Crítica: Lope

CartelEntre poesía transcurre este andamiaje dramático, “Lope”, una obra del director brasileño Andrucha Waddington, mezcla de biografía e imaginación, protagonizada por Alberto Ammann.

La historia comienza con un joven que vuelve de la guerra, justo antes de morir su madre. Por aquel entonces, (hablamos del siglo XVI) este muchacho volcaba sus ansias en la literatura, habitaba en un Madrid, apenas comenzado a construirse, las representaciones teatrales se hacían en corralas habilitadas para tal evento. El chaval es, Lope de Vega (Alberto Ammann, Celda 211), que desde pequeño cultiva el amor a la poesía, es su pasión, como devoción tiene por el teatro. Quiere que sus comedias sean conocidas por el público, para ello un día visita la casa de jerónimo de Velázquez (Juan Diego), autor de comedia barroca y empresario teatral, allí Lope queda contratado. Ese mismo día conoce a la hija de este poderoso hombre, Elena Osorio (Pilar López de Ayala) y el encuentro es fulminante, apenas se miran nace entre ellos una atracción que no pueden controlar. Así pasa el tiempo, pero la vida de Félix Lope de Vega y Carpio, se verá muy alterada, por entregar su corazón y su amor a otra mujer, Isabel de Urbina (Leonor Watling) y debido a ello, la venganza de Velázquez y Perrenoz Granvela, (Miguel Ángel Muñoz) cambiarán su vida. Entre el amor y la pasión, envuelto en mil problemas, va pasando este relato dramático y de aventuras, que constituye sólo una pequeña muestra de la vida “en los comienzos”, de uno de los poetas y dramaturgos más fecundos de la literatura del Siglo de Oro.

“Lope” es una película con poco énfasis en cuanto a la exposición de la obra del escritor, está mucho más centrada en sus osadas conquistas, seducción, erotismo, venganzas, eso es lo que se muestra, aunque claro está, esto también constituye una parte de la vida de un hombre que amaba a las mujeres, casi tanto como a la poesía.

Waddington deja el final de la película justo donde Lope de Vega empieza a desarrollar todo su potencial literario. Toda la época posterior a los hechos relatados por la película, la inspiración será su compañera más cercana, junto con la pena impuesta. Su proyecto de renovación del teatro, lo maduró en sus estancias en distintas ciudades españolas, sobre todo en Alba de Tormes, donde tuvo una vida tranquila, sosegada y pudo participar de lleno en sus trabajos de comedia evolutiva, o nueva.

Lope resulta un personaje fascinante y capaz para soportar el peso de la película, la constelación de estrellas españolas que encabezan el reparto, magníficos Amman y Juan Diego, brillan con luz propia; especial mención para Luis Tosar, y en segundo plano el resto, cuyas representaciones ricas en credibilidad, le confieren a la película  un tono incuestionablemente auténtico.
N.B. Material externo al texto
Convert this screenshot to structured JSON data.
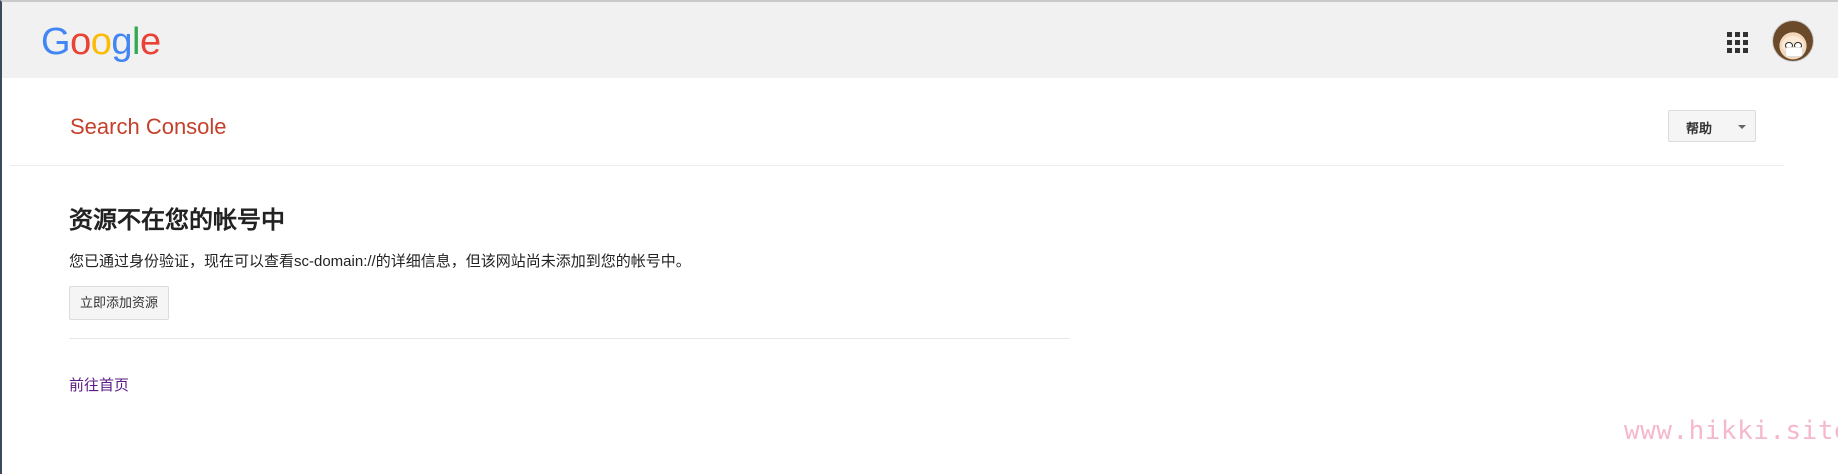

La decoración es un elemento a destacar, la configuración del Madrid antiguo, la ambientación de personajes, el vestuario, la dirección de artistas, la fotografía, la música, dan sobrada muestra del esmero y la alianza con la que se ha retratado al hombre que revolucionó el teatro español.
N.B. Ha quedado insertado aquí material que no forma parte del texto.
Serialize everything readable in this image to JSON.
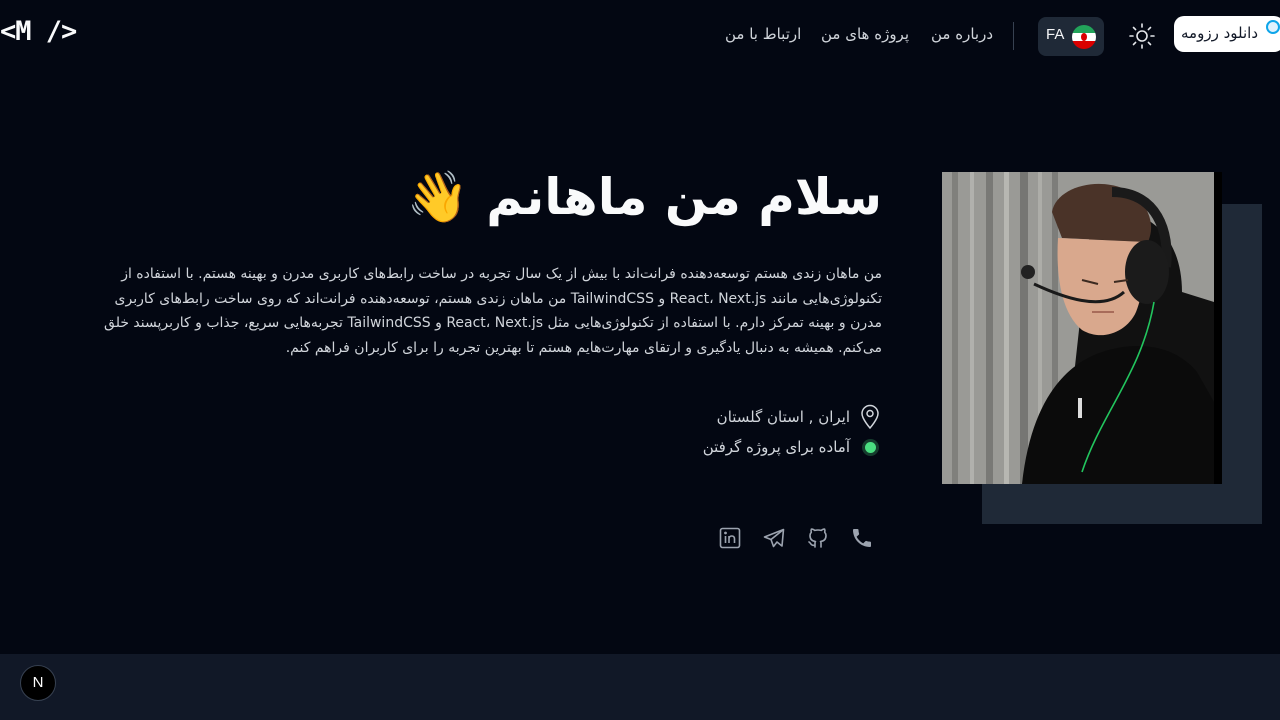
{
  "logo": "<M />",
  "nav": {
    "links": [
      "ارتباط با من",
      "پروژه های من",
      "درباره من"
    ],
    "lang": "FA",
    "resume": "دانلود رزومه"
  },
  "hero": {
    "title": "سلام من ماهانم 👋",
    "description": "من ماهان زندی هستم توسعه‌دهنده فرانت‌اند با بیش از یک سال تجربه در ساخت رابط‌های کاربری مدرن و بهینه هستم. با استفاده از تکنولوژی‌هایی مانند React، Next.js و TailwindCSS من ماهان زندی هستم، توسعه‌دهنده فرانت‌اند که روی ساخت رابط‌های کاربری مدرن و بهینه تمرکز دارم. با استفاده از تکنولوژی‌هایی مثل React، Next.js و TailwindCSS تجربه‌هایی سریع، جذاب و کاربرپسند خلق می‌کنم. همیشه به دنبال یادگیری و ارتقای مهارت‌هایم هستم تا بهترین تجربه را برای کاربران فراهم کنم.",
    "location": "ایران , استان گلستان",
    "status": "آماده برای پروژه گرفتن"
  },
  "social": [
    "phone-icon",
    "github-icon",
    "telegram-icon",
    "linkedin-icon"
  ],
  "footer": {
    "badge": "N"
  },
  "colors": {
    "background": "#030712",
    "status": "#4ade80",
    "card": "#1f2937"
  }
}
Waddington reescribe poemas olvidados y hechos supuestamente vividos, no es una película para niños pero recomiendo que la vean.

Lourdes tenía once años cuando en un programa de televisión española que se llamaba “El carro de la farsa” interpretó “La dama boba” de Lope de Vega, junto a un compañero de la Escuela de Arte Dramático, los dirigía el profesor Carlos Marco. Es bonito que los niños se acerquen a los clásicos.